A panel at the United Nations’ ECOSOC Youth Forum on climate and the Sustainable Development Goals urged youth-led approaches to water security and climate adaptation, arguing that local solutions and new financing must center young people.
Eugenia Boateng, founder and executive director of the African Diaspora Youth Hub, described a solar-panel project in rural Tanzania that lit a secondary-school library and illustrated how lack of electricity and water harms education and menstrual health. "Without light, you're not able to learn properly," Boateng said, linking energy access to learning outcomes and to broader health and sanitation problems she encountered during a visit to a rural hospital.
"It's not a climate problem; it's a systems problem," said Sibisiswe Mazomba, a member of the UN Secretary-General’s Youth Advisory Group on Climate Change, arguing that climate shocks magnify existing inequalities.

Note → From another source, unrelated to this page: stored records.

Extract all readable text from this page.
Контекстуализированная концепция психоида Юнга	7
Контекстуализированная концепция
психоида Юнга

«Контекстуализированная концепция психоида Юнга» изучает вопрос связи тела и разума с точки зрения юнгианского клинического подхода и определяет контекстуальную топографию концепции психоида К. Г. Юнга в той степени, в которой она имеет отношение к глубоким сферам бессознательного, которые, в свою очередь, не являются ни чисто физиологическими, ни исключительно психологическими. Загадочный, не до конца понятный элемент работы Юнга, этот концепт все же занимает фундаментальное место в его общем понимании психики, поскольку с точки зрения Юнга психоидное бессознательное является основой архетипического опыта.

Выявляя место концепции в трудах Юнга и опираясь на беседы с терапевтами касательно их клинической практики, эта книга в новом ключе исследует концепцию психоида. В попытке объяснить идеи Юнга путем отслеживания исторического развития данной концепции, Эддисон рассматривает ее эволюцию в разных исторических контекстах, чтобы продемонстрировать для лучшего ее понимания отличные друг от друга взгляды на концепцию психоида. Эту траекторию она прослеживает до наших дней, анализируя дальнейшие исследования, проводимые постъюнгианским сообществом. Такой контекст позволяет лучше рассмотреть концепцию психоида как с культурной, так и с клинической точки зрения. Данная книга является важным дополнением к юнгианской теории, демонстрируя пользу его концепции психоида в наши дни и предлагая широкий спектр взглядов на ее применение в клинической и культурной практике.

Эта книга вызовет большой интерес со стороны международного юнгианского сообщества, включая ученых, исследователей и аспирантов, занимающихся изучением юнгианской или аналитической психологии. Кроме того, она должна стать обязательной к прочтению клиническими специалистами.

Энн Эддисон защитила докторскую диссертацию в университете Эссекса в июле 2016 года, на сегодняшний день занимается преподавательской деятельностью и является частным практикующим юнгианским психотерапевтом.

Mazomba cited Cape Town's near 'Day Zero' drought and recent severe floods in Limpopo as examples of how extremes worsen public-health burdens tied to air quality and local emissions sources.
Jabri Ibrahim, also a member of the Secretary‑General’s youth advisory group, described practical consequences for food security and infrastructure and urged pragmatic messaging. He warned that new industrial demands for clean water—from data centers to green-hydrogen production—could create tensions where communities lack basic service access. "A lot of Africans don't have clean water. So, when they see water being potentially siphoned out ... it can create a bit of tension," Ibrahim said.
Panelists pointed to growing investment in water and sanitation projects and urged making adaptation "bankable" so that finance flows toward community resilience while creating jobs for young people. They highlighted gendered impacts and praised local women producers and small enterprises already building solutions, but they also said gaps remain between investment and inclusive outcomes.
The panel mixed policy notes with personal testimony: Ibrahim described early inspiration from Kenyan environmentalist Wangari Maathai; Boateng explained that time spent in East Africa drove her to connect diasporan youth with the continent; and Mazomba recounted civic engagement that began after xenophobic attacks in South Africa and included capacity-building through think tanks.
The discussion closed with short messages to African youth to "stay energized," "keep up the fight" for justice and dignity, and to "be ambitious" — themes panelists said are essential as Africa pursues water sustainability and climate resilience. The session was part of the ECOSOC Youth Forum's SDG Media Zone at United Nations Headquarters in New York and did not result in formal votes or binding actions.